Y todavía lanza otra frase más contundente aún para darle que pensar, por si al menos el temor a lo que le espera por seguir el camino que ha emprendido le hiciera regresar: «¡Ay del que va a entregarme!; más le valdría no haber nacido». Pero, desgraciadamente, no surte efecto. Ya se hallaba libremente entregado al rey de las tinieblas, y las palabras de Jesús no penetran, sino que resbalan por fuera de su corazón. Dios es pleno amor, y no oculta la plena verdad, porque el amor obra desde la verdad; no se ciega, no se cierra a la verdad que ve. Cuando ve al amado que se va gravemente descarriando, el amor se las apaña para ir ofreciendo gradualmente su mano y lograr un regreso lo menos traumático posible; pero si este no se produjese, el fuerte amor hace que aparezca, nítida y de golpe, toda la verdad; transparente, clara, pura, por dura que sea, dando a conocer lo que ocurrirá de seguir así (“Más le valdría no haber nacido”), como último remedio que salve… ¡Pero siempre estará por medio la libertad del hombre!, aunque cada vez más disminuida para poder ver y elegir si su entrega al mal ha ido creciendo de forma progresiva. Si Judas hubiese reaccionado para bien, otras habrían sido las profecías de los profetas. Descubre Dios totalmente las catastróficas consecuencias que se derivarán de seguir el malo en su actitud y con sus obras. Por parte de Él no va a quedar. Así Jesús, que advierte a todos en distintas ocasiones en el Evangelio de lo que lleva consigo no tomar ni vivir su doctrina; con lo que se encontrarán de manera natural, pues habiendo sido creado el hombre para el amor, para amar, no hacerlo continuadamente sin arrepentimiento sincero y propósito de cambio, lo irá sacando, inexorablemente, de su destino celestial. No es Dios, que agota todas las posibilidades, sino él mismo quien, al irse cerrando, se va excluyendo, no dejándole a Dios otra opción: «Id malditos al fuego eterno preparado para el demonio y sus ángeles, porque tuve hambre y no me disteis de comer…» (Mt 25).
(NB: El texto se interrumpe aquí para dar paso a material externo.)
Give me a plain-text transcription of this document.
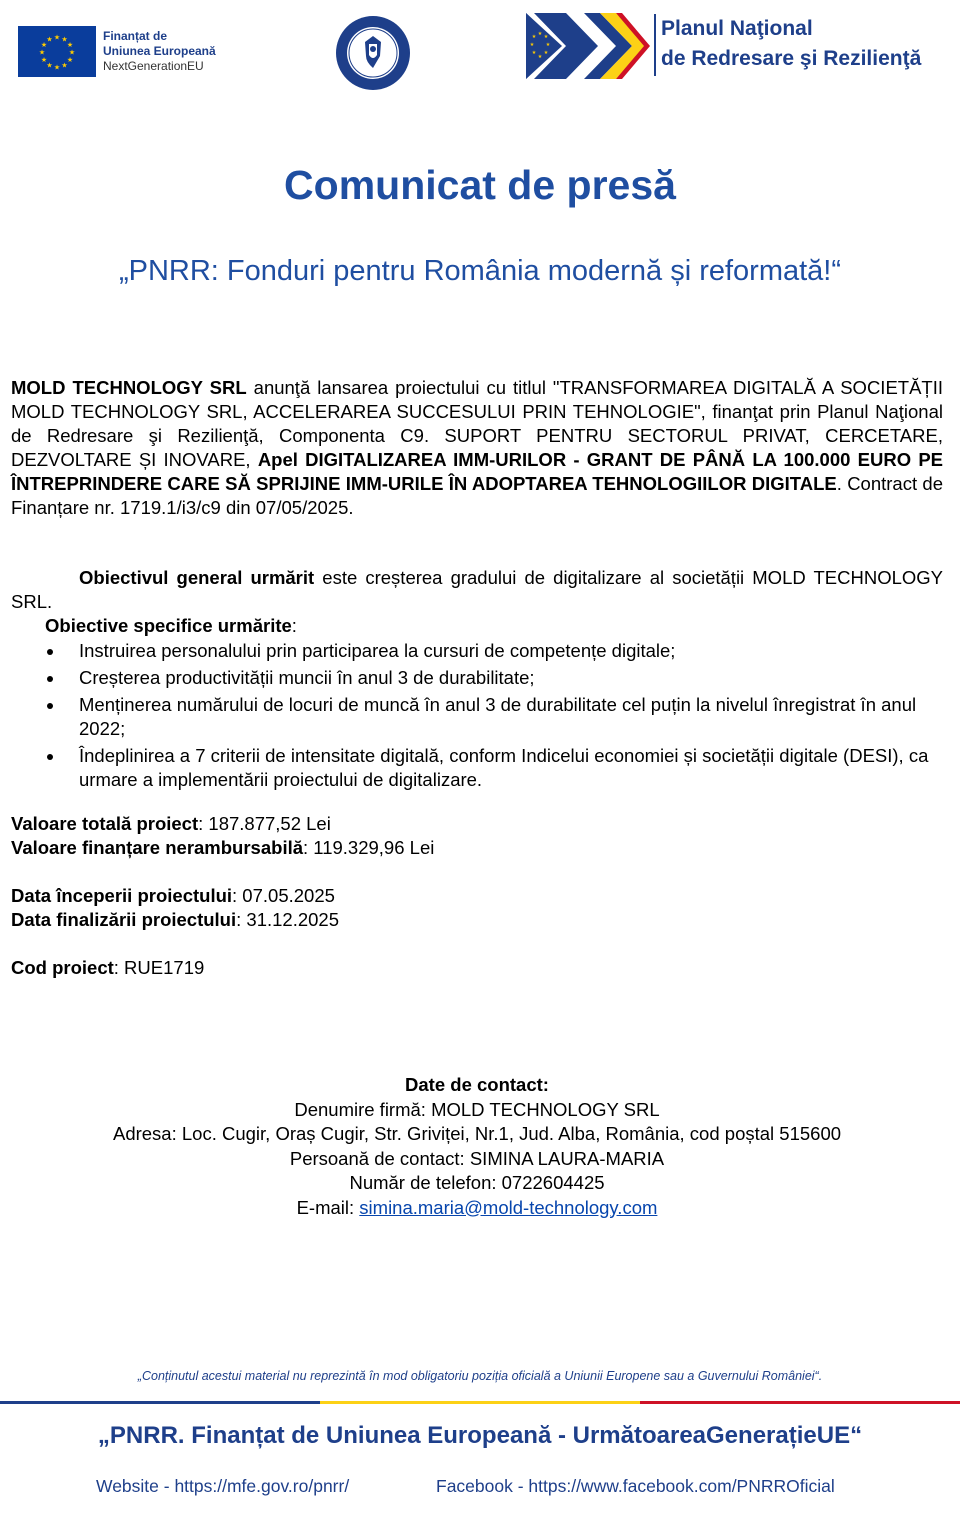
★ ★
★
★
★
★
★
★
★
★
★
★	Finanțat de
Uniunea Europeană
NextGenerationEU
★ ★
★
★
★
★
★
★	Planul Naţional
de Redresare şi Rezilienţă
Comunicat de presă
„PNRR: Fonduri pentru România modernă și reformată!“
MOLD TECHNOLOGY SRL anunţă lansarea proiectului cu titlul "TRANSFORMAREA DIGITALĂ A SOCIETĂȚII MOLD TECHNOLOGY SRL, ACCELERAREA SUCCESULUI PRIN TEHNOLOGIE", finanţat prin Planul Naţional de Redresare şi Rezilienţă, Componenta C9. SUPORT PENTRU SECTORUL PRIVAT, CERCETARE, DEZVOLTARE ȘI INOVARE, Apel DIGITALIZAREA IMM-URILOR - GRANT DE PÂNĂ LA 100.000 EURO PE ÎNTREPRINDERE CARE SĂ SPRIJINE IMM-URILE ÎN ADOPTAREA TEHNOLOGIILOR DIGITALE. Contract de Finanțare nr. 1719.1/i3/c9 din 07/05/2025.
Obiectivul general urmărit este creșterea gradului de digitalizare al societății MOLD TECHNOLOGY SRL.
Obiective specifice urmărite:
Instruirea personalului prin participarea la cursuri de competențe digitale;
Creșterea productivității muncii în anul 3 de durabilitate;
Menținerea numărului de locuri de muncă în anul 3 de durabilitate cel puțin la nivelul înregistrat în anul 2022;
Îndeplinirea a 7 criterii de intensitate digitală, conform Indicelui economiei și societății digitale (DESI), ca urmare a implementării proiectului de digitalizare.
Valoare totală proiect: 187.877,52 Lei
Valoare finanțare nerambursabilă: 119.329,96 Lei
Data începerii proiectului: 07.05.2025
Data finalizării proiectului: 31.12.2025
Cod proiect: RUE1719
Date de contact:
Denumire firmă: MOLD TECHNOLOGY SRL
Adresa: Loc. Cugir, Oraș Cugir, Str. Griviței, Nr.1, Jud. Alba, România, cod poștal 515600
Persoană de contact: SIMINA LAURA-MARIA
Număr de telefon: 0722604425
E-mail: simina.maria@mold-technology.com
„Conținutul acestui material nu reprezintă în mod obligatoriu poziția oficială a Uniunii Europene sau a Guvernului României“.
„PNRR. Finanțat de Uniunea Europeană - UrmătoareaGenerațieUE“
Website - https://mfe.gov.ro/pnrr/	Facebook - https://www.facebook.com/PNRROficial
¡Hasta estos avisos extremos llega el puro amor! ¡Así es Dios, amor de infinitos grados, que trasciende lo humano para ser más amor aún! ¡Así es Jesús, divino amor, que llega hasta dar la propia vida por rescatar, si fuera posible, a todos! ¡Así van siendo a lo largo de la Historia todos los hijos de Dios, los que beben la doctrina de Cristo, la guardan, y la ponen por obra!

Cuando Judas vio y oyó preguntar a los demás, también lo hizo él; y, escondido en hipocresía, lanzó su pregunta: «¿Soy yo acaso, Maestro?». No estaba en sintonía de intimidad con Jesús como para llamarle, como los demás, «Señor»; sólo alcanzó a usar un término utilizado protocolariamente también por muchos otros que no le aceptaban como Mesías Salvador: «Maestro».